The Fascination! Newsletter was also the first on the fannish Web to bring you the news that Cirque du Soleil had lost its case to trademark the word “cirque” and to prohibit Neil Goldberg’s Cirque Productions (the presenters of “Cirque Ingenieux”) from using “cirque” in their name. (Whew! We broke a LOT of news this month!) We did a Google search on the judge in the case, Lloyd D. George, Federal District Judge of the District of Nevada and found that he has engendered plenty of controversy. Critics charge he treats Hispanic and other minority defendants with less leniancy than others. He also gets lots of ink from the “Don’t pay taxes because the IRS is an illegal entity and paying taxes is voluntary” folks for banning one of their favorite reference tomes. And for a Reagan-era appointed judge, one might have expected him to see it Cirque du Soleil’s (the “big business” in this case) way.

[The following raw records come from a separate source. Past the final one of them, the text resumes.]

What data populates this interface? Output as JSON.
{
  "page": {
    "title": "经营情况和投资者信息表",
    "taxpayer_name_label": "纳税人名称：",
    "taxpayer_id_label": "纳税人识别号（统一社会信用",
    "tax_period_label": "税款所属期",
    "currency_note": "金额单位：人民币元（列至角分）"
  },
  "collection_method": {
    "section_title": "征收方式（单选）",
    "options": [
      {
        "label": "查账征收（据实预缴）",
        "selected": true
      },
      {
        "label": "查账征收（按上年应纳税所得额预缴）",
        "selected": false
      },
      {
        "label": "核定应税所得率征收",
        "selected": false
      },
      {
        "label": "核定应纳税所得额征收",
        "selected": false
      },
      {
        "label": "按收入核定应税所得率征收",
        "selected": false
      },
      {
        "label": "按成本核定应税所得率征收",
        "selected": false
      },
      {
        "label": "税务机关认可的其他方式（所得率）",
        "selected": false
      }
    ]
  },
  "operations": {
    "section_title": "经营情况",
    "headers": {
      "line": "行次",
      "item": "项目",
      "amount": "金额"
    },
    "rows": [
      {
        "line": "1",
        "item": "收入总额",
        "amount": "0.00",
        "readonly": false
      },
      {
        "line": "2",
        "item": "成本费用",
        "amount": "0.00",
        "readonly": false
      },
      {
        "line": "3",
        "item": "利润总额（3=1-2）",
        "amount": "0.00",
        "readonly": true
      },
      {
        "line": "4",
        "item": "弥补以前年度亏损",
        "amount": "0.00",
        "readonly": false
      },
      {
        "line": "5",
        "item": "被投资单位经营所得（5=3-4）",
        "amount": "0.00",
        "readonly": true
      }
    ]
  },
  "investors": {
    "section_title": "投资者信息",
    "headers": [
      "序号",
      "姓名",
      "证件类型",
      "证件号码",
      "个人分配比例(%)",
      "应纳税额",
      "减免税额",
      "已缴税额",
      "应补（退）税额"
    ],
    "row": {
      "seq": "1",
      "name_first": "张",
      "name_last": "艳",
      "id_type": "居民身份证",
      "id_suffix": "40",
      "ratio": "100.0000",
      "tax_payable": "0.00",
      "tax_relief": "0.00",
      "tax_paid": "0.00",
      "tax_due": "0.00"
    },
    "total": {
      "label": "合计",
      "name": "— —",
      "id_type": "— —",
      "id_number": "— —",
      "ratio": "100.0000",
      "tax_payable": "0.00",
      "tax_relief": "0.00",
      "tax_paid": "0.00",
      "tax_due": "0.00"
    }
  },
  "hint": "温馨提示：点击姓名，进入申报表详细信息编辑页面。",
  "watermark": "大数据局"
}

But his ruling seems to fall into line with other rulings on similar issues. Let’s take a look at some of the claims made in the case, as presented in the article written by Liz Bentsen of In Business Las Vegas, and comment a bit, shall we?

“The crux of Cirque du Soleil’s argument was that its company and performances had come to be known by the moniker “cirque”…”

–Hmm, that’s true. In our newsletter, we use “Cirque” to refer to “Cirque du Soleil”, though we’re speaking to a specific audience.

“The performance giant also claimed that Cirque Inc. aimed to capitalize on the popularity of Cirque du Soleil shows with similar performances.”

–Sounds true to me. Success breeds imitation. Trading Spaces or any of its clones, anyone?

“Cirque Inc., which does business as Cirque Productions and has offered a touring show called “Cirque Ingenieux,” argued that “cirque” is a generic word because it is the French word for “circus” and therefore isn’t a protectable trademark. Cirque Inc. also said that the “cirque” name is a term that has preceded Cirque du Soleil by hundreds of years and has been used to describe a type of circus popularized in Europe that doesn’t use animals and incorporates dance, visual arts and other art forms.”

–Historically accurate.

“In its suit, Cirque du Soleil argued that the moniker “cirque” is protectable as a trademark because it has become “synonymous with Cirque du Soleil.” “Due to extensive use, the Cirque mark has become well-recognized, famous and firmly associated with Cirque du Soleil and its performances in the minds of the American public,” the suit said.”

–I would have to say that’s true.

“The company produced consumer surveys to illustrate the point and also asserted that Cirque Inc. began capitalizing on the cirque name only after Cirque du Soleil became a well-known brand and intentionally copied the Cirque du Soleil look, confusing customers into thinking they were seeing a Cirque du Soleil show.”

–Got that right! How many times have we had to remind friends that Cirque Ingenieux (or something else that blew through town calling itself “Cirque something”) wasn’t Cirque du Soleil?

“The judge ruled: “If a foreign term is generic at the time it is introduced to the American consumer, the term cannot be subsequently acquired for exclusive use.”

–Not quite sure that was the case with the word “cirque” in the U.S. marketplace though. I think most Americans first hear the word “cirque” as part of the name “Cirque du Soleil.”

“In a ruling dated April 5, George said the only similarity between Cirque du Soleil’s trademarked name and the names used by Cirque Inc. to describe its business was “cirque”– a generic word. “The non-generic portions of the various marks are entirely dissimilar,” George ruled.”

–That would be true, too. This wouldn’t apply to “highly similar” names such as “Cirque du Rockeil” the Las-Vegas based Rocky Horror convention that got a cease and desist letter from Cirque du Soleil as we reported a while back.

“The decision prevents Cirque du Soleil from pursuing a trial to resolve disputed facts in the case and opens the door for the troupe to appeal the ruling to the 9th Circuit Court of Appeals in San Francisco.”

–Which, according to folks we’ve spoken with appears likely. There are wider implications here, one source noted.

Of course, if we hear of an appeal we’ll keep you informed.